Monday, November 5, 2007

PJ Harvey - Rid Of Me


I came across an old comment on Mark Prindle’s, the one where he finally got away from trying to promote his latest cdr and updated his site.
The topic was/is PJ Harvey’s Rid Of Me, an album I deemed as a “perfect ten” back in the day, but that was before I knew better….or in other words, about 8 or 9 years ago.
I’m stealing my comments back and lazily calling it a review, which it essentially is, on the merits that I like the references, including a little swipe at Exene Cervenka for whatever reason.
The “fuck spin” lines comes as Prindle references Spin’s Alternative Record Guide review book which is funny when you consider anyone would actually own a book that collected Spin reviews. Apparently, Spin gave Rid Of Me a perfect ten, and I guess I was trying to assert a distance between myself and Spin magazine. Whatever.
I have no idea what I meant by “dad’s beaver shots” and I’m pretty sure that’s for the best.
And I knocked a half point off the overall review because of that stupid “Man Size Sextet” bullshit.
Anyways…here t’is:
Fuck Spin and those who subscribe to it. I'll take dad's beaver shots any day of the week over that shit and I'll take this album over any that Polly's done, with Dry a close second. And anyone who has the balls to call Albini a producer should stand clear of him if he offers to light your cigarette: He uses a blowtorch. In the studio, he uses vintage mics and magnetic tape, just the way papa Sam Phillips recorded el pees back in the day. It's 1993 folks, and what got everyone's attention in the mainstream press was the fact that the last time we heard someone without testicles bitch, moan, and yell with this much vitriol was when Chrissie declared she wasn't the kind she used to be. Meanwhile, around that same time, Exene was chirpin' about the "burnin' house of love." Whatever. Polly just fucking blows the house up.
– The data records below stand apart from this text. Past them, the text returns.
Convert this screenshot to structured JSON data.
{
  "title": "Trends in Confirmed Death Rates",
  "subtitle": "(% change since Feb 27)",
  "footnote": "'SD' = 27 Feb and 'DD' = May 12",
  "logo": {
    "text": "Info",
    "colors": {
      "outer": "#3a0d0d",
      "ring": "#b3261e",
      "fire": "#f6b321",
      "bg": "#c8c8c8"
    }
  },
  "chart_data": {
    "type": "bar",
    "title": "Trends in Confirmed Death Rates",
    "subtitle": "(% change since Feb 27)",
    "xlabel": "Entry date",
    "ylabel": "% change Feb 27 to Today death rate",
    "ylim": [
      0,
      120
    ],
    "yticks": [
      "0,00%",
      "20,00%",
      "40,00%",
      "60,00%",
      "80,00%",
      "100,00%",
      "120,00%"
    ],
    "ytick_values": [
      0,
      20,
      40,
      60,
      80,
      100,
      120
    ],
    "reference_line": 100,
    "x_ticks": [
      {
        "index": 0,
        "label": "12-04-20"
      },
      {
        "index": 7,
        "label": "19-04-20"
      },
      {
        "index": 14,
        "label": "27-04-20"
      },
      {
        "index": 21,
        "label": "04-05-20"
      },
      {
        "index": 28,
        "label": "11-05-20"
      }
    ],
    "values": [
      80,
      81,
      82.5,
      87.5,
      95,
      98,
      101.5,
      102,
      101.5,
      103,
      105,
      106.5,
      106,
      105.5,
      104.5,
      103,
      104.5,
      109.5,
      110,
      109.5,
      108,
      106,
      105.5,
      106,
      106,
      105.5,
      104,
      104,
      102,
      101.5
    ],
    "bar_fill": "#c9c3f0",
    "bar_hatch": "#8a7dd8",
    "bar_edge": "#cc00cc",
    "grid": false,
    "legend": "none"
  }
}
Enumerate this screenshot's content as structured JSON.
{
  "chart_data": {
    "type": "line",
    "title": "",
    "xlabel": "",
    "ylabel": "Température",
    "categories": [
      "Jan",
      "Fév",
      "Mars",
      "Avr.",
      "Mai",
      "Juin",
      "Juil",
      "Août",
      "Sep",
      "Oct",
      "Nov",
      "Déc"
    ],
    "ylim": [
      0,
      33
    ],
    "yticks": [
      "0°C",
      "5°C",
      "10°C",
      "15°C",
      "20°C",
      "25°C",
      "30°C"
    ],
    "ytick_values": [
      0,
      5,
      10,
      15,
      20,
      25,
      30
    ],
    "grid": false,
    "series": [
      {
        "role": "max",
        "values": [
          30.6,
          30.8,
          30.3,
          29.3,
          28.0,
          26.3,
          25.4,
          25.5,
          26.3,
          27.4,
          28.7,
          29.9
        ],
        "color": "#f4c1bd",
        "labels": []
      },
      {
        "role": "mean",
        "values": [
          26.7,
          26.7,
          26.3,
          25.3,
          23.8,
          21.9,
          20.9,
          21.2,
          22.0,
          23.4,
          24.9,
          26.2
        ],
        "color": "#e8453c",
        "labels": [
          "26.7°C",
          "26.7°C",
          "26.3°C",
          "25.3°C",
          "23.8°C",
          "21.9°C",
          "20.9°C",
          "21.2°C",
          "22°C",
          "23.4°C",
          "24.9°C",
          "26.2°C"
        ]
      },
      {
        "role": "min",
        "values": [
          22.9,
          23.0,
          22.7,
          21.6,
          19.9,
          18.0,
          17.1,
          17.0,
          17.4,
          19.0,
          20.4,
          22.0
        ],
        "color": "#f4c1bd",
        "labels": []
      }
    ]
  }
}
My point is, we had reached an era of music in which there was a huge void for females around this time who actually strapped on some machismo and reminded us that rock has relatively little to do with male genitalia. Then the douchebags at Rolling Stone and Spin start taking notice and then praise it hoping that they've fooled you with the idea that they "broke" the artist into the mainstream. And this is by far a mainstream record. Sure, the music is so basic that even I learned the guitar part for "Missed" in about two minutes, and that's saying something especially if you've ever heard me "play" guitar. But isn't that what rock music is all about in the first place? So don't give me this jive about this album not being musically challenging: neither was a lot of Howlin Wolf's shit. What both Howling Wolf and Polly Harvey have in common (at least on this release) is the unbelievable dynamics of the music, how even the most simplistic musicianship sometimes kicks the shit out of virtuosity and the passion of their respective lyrical subject matter. The biggest difference, of course, is that The Wolf just wants to fuck while Polly is tired of getting fucked over. A perfect ten for those of us who get it and for those who disagree, sit down and watch those old Happy Days episodes featuring Leather Tuscadero rocking your balls off.